In a recent trial, prediabetic obese adults were randomized to a diet of either 30% protein, 30% fat and 40% carbohydrate vs. a control diet of 15% protein, 30% fat and 55% carbohydrate: after 6-months, the higher protein/lower carb group had achieved 100% remission to normal glucose tolerance compared to only 33% of subjects in the standard diet (26).

The overall weight of the literature certainly supports reducing carbohydrate intake from >50% to <45%; it does not support any real need to go <20% for therapeutic effect, and <30% appears to be practically unsustainable in free-living conditions.

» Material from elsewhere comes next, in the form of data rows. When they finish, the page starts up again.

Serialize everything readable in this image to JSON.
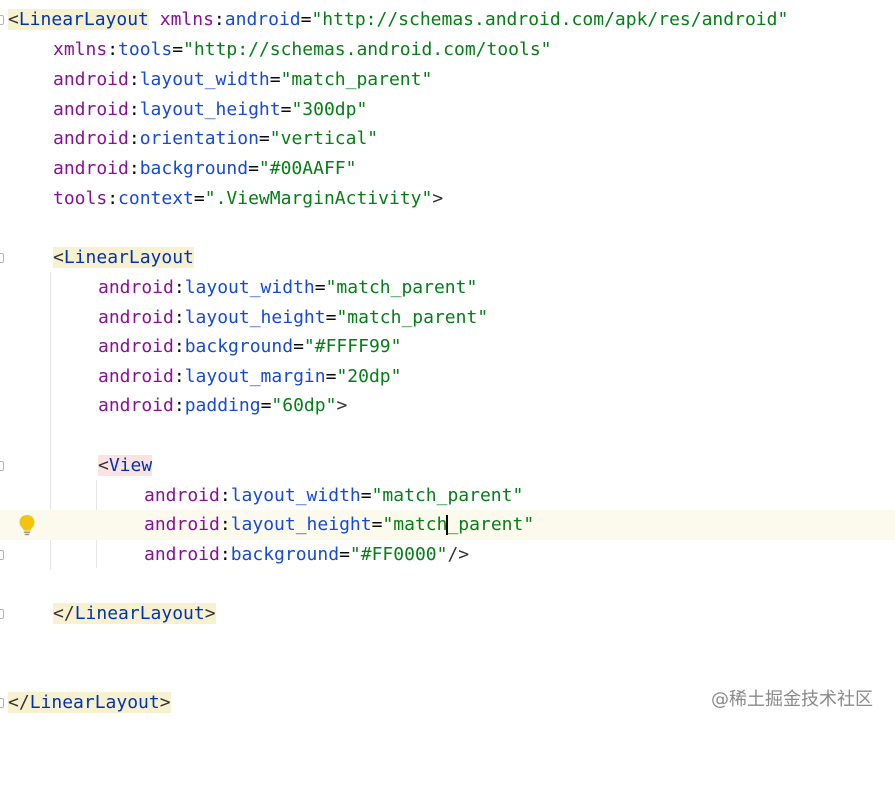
{
  "editor": {
    "language": "xml",
    "colors": {
      "background": "#ffffff",
      "tag": "#0033b3",
      "namespace": "#871094",
      "attribute": "#174ad4",
      "value": "#067d17",
      "current_line": "#fcfaed"
    },
    "lines": {
      "l1": {
        "open": "<",
        "tag": "LinearLayout",
        "attrs": [
          {
            "ns": "xmlns",
            "name": "android",
            "value": "\"http://schemas.android.com/apk/res/android\""
          }
        ]
      },
      "l2": {
        "ns": "xmlns",
        "name": "tools",
        "value": "\"http://schemas.android.com/tools\""
      },
      "l3": {
        "ns": "android",
        "name": "layout_width",
        "value": "\"match_parent\""
      },
      "l4": {
        "ns": "android",
        "name": "layout_height",
        "value": "\"300dp\""
      },
      "l5": {
        "ns": "android",
        "name": "orientation",
        "value": "\"vertical\""
      },
      "l6": {
        "ns": "android",
        "name": "background",
        "value": "\"#00AAFF\""
      },
      "l7": {
        "ns": "tools",
        "name": "context",
        "value": "\".ViewMarginActivity\"",
        "close": ">"
      },
      "l9": {
        "open": "<",
        "tag": "LinearLayout"
      },
      "l10": {
        "ns": "android",
        "name": "layout_width",
        "value": "\"match_parent\""
      },
      "l11": {
        "ns": "android",
        "name": "layout_height",
        "value": "\"match_parent\""
      },
      "l12": {
        "ns": "android",
        "name": "background",
        "value": "\"#FFFF99\""
      },
      "l13": {
        "ns": "android",
        "name": "layout_margin",
        "value": "\"20dp\""
      },
      "l14": {
        "ns": "android",
        "name": "padding",
        "value": "\"60dp\"",
        "close": ">"
      },
      "l16": {
        "open": "<",
        "tag": "View"
      },
      "l17": {
        "ns": "android",
        "name": "layout_width",
        "value": "\"match_parent\""
      },
      "l18": {
        "ns": "android",
        "name": "layout_height",
        "value_before_caret": "\"match",
        "value_after_caret": "_parent\""
      },
      "l19": {
        "ns": "android",
        "name": "background",
        "value": "\"#FF0000\"",
        "close": "/>"
      },
      "l21": {
        "open": "</",
        "tag": "LinearLayout",
        "close": ">"
      },
      "l24": {
        "open": "</",
        "tag": "LinearLayout",
        "close": ">"
      }
    },
    "punct": {
      "colon": ":",
      "equals": "=",
      "space": " "
    },
    "gutter_icon": "lightbulb-icon",
    "fold_icon": "fold-marker-icon"
  },
  "watermark": {
    "text": "@稀土掘金技术社区"
  }
}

Let’s recap the foregoing paragraphs with a synopsis of the research:

Nutrition interventions can be successful in diabetes prevention;

Weight loss is a fundamental, overarching goal in both pre-diabetic and diabetic states;

In “prediabetes” – impaired fasting blood glucose, impaired glucose tolerance, or both FPG + IGT, the primary goal is weight loss and maintenance of 5-10kg or 5-10% baseline weight;

In extant diabetes, very-low-calorie liquid meal replacement diets may be employed to induce remission, but only under clinical supervision;

Very-low-carb-ketogenic diets do not appear to be necessary, but may certainly be strategically employed in the short-term (3-months) to achieve greater glycemic control;

Low-moderate carb diets, defined as energy intake from carbs 20-45%, maybe the appropriate intervention generally going over 3–6-months. The lower intake does not appear to be necessary over the long-term;

The carbohydrate type should be unrefined, whole grain, complex [i.e. low GI] carbohydrates;

Protein is favored as the ideal replacement nutrient for carbs;

The fat composition should emphasize added unsaturated fats from plant sources and oily fish.

It is generally acknowledged that diabetes prevention can be achieved through diet and lifestyle change. However, the interventions in research often involve intensive in-person counseling, diet guidance, supervision, and in some cases prepared meals.

If you’re dealing with prediabetes or extant diabetes, make sure to work with a Registered Dietician or regulated nutritionist legally entitled to give medical nutrition advice, in conjunction with your medical supervisors.